Publié

LOI SUR LE TRAVAILQue cache cette saucisse?

La saucisse à rôtir a marqué la campagne sur l'ouverture des shops qui se termine au coude-à-coude. Symbole de l'absurdité de la situation actuelle pour les uns, irrespect du personnel pour les autres.

par
Eric Felley
Christian Lüscher (PLR/GE) reconnaît que l'argument de la saucisse touche sans doute davantage les Alémaniques.

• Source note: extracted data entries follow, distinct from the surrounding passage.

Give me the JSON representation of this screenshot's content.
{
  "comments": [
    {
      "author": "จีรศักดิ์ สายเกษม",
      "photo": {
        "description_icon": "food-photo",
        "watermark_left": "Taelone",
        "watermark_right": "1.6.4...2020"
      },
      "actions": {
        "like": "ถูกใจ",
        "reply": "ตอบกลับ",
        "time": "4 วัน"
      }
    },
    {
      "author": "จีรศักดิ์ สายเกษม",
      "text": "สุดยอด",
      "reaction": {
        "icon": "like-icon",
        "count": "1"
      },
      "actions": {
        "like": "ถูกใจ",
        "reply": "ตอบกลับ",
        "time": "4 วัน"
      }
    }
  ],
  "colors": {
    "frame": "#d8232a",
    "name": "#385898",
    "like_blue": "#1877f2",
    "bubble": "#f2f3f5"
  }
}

Christian Lüscher (PLR/GE) reconnaît que l'argument de la saucisse touche sans doute davantage les Alémaniques.

Laurent Crottet

Après une campagne placée sous le signe énigmatique d'une saucisse à rôtir, le sort de la modification de la loi sur le travail est plus que jamais indécis. Hier, à l'occasion de la première journée de la session d'automne des Chambres fédérales, partisans et adversaires ne se risquaient à aucun pronostic sur le vote du 22 septembre.

L'enjeu reste important, sur le plan symbolique en tout cas, car cette modification permettra la vente 24 heures sur 24 de toute la gamme des produits dans les magasins des stations-service sur les grands axes routiers. Aujourd'hui, seuls les produits préparés peuvent être vendus non-stop. C'est là qu'entre en scène la saucisse à rôtir, qui, puisqu'il faut encore la cuisiner, ne peut pas être vendue entre 1 h et 5 h du matin à cause de la loi sur le travail actuelle. D'où le slogan retenu par les partisans: «Légaliser les saucisses à rôtir». Pour les opposants, cette votation ne fera qu'ouvrir la porte à une libéralisation rampante des heures d'ouverture des commerces.

Absurdité

L'instigateur de cette modification est le vice-président du PLR, Christian Lüscher. Pour lui, l'affiche et sa saucisse révèlent «l'absurdité bureaucratique actuelle qui veut qu'on puisse vendre 24 heures sur 24 des cervelas prêts à être consommés, et pas une saucisse à rôtir». Pourquoi une saucisse? Parce qu'elle parle à «l'inconscient alémanique». Le Genevois regrette que, pour la Suisse romande, un aliment plus symbolique n'ait pas été choisi: «J'aurais bien vu une pomme, car elle aussi est interdite de vente entre 1 h et 5 h du matin.» Qu'importe, l'affiche a eu un effet positif: «Cela a amené les gens à se poser des questions et à comprendre les vrais enjeux.»

En face, la gauche et les syndicats ont créé un groupe d'opposition nommé l'Alliance pour le dimanche, qui combat l'extension des heures d'ouverture des magasins, dimanche compris. Pour la conseillère nationale Ada Marra (PS/VD), la saucisse trahit «le ton de la campagne: on se la joue rigolo, mais en réalité on change la loi sur le travail. C'est un manque de respect pour les employés. Je préfère parler de gens plutôt que de saucisses.» Même son de cloche chez son collègue syndicaliste Jean Christophe Schwaab (PS/VD): «C'est insultant pour le personnel. Moi, j'achète ma saucisse chez le boucher, qui a tout à perdre dans ce changement de loi. Et je n'ai pas besoin d'aller acheter un saucisson à 3 h du matin. Je crois que les gens ont compris que des produits ne peuvent pas être vendus tout le temps et que certains peuvent attendre le lendemain matin.» Partisane de la libéralisation, Céline Amaudruz (UDC/GE) regrette que «la gauche veuille faire croire que l'objet du débat est ailleurs, quand ce n'est qu'une adaptation logique. Bon, en Suisse romande, l'argument du cervelas à toute heure et pas la saucisse n'est peut-être pas très porteur. Il a fallu expliquer et réexpliquer. Il y aura peut-être un Röstigraben, aussi du fait que les cantons romands sont plus à gauche sur ces questions.»

A la mi-août, les sondages donnaient un court avantage au non. Mais hier, dans les deux camps, beaucoup s'attendaient à… une défaite. En espérant sans doute fêter la surprise d'une victoire autour d'un barbecue le 22 septembre.